Red pixel: 234,47,47
Blue pixel: 47,47,234

basislib_etc1 from yesterday (PSNR: 19.987, SSIM: 0.511227):

Red pixel: 149,47,47
Blue pixel: 47,47,149

etc2comp ETC2 (PSNR: 19.779, SSIM: 0.517508):

Red pixel: 255, 0, 0
Blue pixel: 64,64,98

This is an example of an well-tuned ETC1 encoder (Intel's) holding its own vs. etc2comp in ETC2 mode.

Want a little challenge: Try to figure how how Intel's encoder produced the best output.

John Brooks, the lead on etc2comp, told me that BSI is working with that test image because it's a known low-quality encoding pattern for etc2comp.

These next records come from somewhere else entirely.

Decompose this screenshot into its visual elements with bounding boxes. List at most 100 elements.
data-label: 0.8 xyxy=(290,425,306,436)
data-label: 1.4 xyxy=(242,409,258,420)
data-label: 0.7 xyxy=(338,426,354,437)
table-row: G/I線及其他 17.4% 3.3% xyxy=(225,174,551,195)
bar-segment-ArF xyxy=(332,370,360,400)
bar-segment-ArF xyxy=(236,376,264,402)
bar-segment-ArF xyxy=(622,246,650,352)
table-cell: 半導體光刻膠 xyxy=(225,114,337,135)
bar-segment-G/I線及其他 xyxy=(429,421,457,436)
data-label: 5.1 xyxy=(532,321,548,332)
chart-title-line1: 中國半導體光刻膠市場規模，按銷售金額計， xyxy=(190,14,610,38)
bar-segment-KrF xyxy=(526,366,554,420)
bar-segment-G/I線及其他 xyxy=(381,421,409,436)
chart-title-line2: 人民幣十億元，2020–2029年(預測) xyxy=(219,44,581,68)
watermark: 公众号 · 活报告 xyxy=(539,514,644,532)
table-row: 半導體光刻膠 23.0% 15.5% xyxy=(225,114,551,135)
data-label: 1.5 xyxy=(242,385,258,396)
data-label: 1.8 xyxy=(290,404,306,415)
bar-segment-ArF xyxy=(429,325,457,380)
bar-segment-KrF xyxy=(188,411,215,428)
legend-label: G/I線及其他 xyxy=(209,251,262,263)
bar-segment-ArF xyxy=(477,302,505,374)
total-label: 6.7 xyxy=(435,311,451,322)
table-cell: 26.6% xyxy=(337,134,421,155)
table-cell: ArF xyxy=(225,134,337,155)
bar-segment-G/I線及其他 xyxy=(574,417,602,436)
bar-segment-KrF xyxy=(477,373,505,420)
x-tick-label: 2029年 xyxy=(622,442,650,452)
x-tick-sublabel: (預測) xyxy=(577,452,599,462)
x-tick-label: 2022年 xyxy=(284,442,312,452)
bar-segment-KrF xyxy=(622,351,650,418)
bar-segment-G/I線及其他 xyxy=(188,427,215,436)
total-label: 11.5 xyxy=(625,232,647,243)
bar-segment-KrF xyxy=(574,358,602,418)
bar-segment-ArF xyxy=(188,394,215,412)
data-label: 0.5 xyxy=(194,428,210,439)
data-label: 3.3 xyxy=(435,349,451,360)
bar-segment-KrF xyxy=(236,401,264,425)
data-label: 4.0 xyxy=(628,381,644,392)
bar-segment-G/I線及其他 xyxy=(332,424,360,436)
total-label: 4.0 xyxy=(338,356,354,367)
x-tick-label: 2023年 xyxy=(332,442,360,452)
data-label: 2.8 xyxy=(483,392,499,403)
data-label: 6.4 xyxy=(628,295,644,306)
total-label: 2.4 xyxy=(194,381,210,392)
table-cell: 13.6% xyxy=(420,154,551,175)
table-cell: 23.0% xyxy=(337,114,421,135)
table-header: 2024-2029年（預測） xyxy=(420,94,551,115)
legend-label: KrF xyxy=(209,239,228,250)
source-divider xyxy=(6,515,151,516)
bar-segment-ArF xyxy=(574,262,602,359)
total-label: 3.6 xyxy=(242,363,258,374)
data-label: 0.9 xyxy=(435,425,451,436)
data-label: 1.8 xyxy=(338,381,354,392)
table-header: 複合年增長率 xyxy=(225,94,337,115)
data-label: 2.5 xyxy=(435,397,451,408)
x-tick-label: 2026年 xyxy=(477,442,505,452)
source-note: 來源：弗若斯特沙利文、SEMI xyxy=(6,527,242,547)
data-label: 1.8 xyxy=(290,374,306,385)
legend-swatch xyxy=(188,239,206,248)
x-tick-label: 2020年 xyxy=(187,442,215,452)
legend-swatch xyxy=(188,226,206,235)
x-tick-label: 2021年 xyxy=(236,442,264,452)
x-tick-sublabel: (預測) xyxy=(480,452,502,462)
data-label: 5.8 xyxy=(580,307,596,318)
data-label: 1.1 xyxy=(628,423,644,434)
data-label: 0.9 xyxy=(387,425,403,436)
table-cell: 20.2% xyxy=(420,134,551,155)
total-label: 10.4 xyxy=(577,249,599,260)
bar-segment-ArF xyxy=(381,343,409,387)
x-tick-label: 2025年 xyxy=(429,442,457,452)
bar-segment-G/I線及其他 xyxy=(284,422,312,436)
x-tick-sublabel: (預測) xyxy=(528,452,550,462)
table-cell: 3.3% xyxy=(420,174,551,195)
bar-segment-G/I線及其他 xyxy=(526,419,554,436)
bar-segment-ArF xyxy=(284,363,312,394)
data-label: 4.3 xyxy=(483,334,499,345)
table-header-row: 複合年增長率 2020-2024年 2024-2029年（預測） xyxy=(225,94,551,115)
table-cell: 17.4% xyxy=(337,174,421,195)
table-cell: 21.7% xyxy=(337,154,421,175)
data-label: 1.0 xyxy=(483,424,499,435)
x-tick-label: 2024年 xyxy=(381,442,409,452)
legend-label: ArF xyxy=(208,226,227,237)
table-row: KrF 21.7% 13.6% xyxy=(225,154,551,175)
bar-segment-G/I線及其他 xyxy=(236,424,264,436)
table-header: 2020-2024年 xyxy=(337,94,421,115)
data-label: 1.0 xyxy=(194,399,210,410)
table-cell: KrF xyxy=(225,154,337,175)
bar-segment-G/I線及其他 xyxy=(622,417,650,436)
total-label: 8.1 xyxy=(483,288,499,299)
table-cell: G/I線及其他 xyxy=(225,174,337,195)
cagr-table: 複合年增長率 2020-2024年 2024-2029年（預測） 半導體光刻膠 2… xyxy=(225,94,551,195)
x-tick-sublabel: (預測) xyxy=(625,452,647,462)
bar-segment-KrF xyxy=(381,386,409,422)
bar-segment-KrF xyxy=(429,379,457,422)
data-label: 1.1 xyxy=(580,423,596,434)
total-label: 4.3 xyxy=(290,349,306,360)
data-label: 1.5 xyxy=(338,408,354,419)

It wasn't in their test corpus, so the PSNR of 17 & 19 should improve with future etc2comp iterations.

I've improved basislib's handling of this test vector, but the results now need a optimization pass. I've prototyped a version of squish's total ordering method in ETC1, by applying the equations in the remarks in rg_etc1.cpp's code. Amazingly, it competed against rg_etc1's current algorithm for quality on my first try of the new method, but it's slower.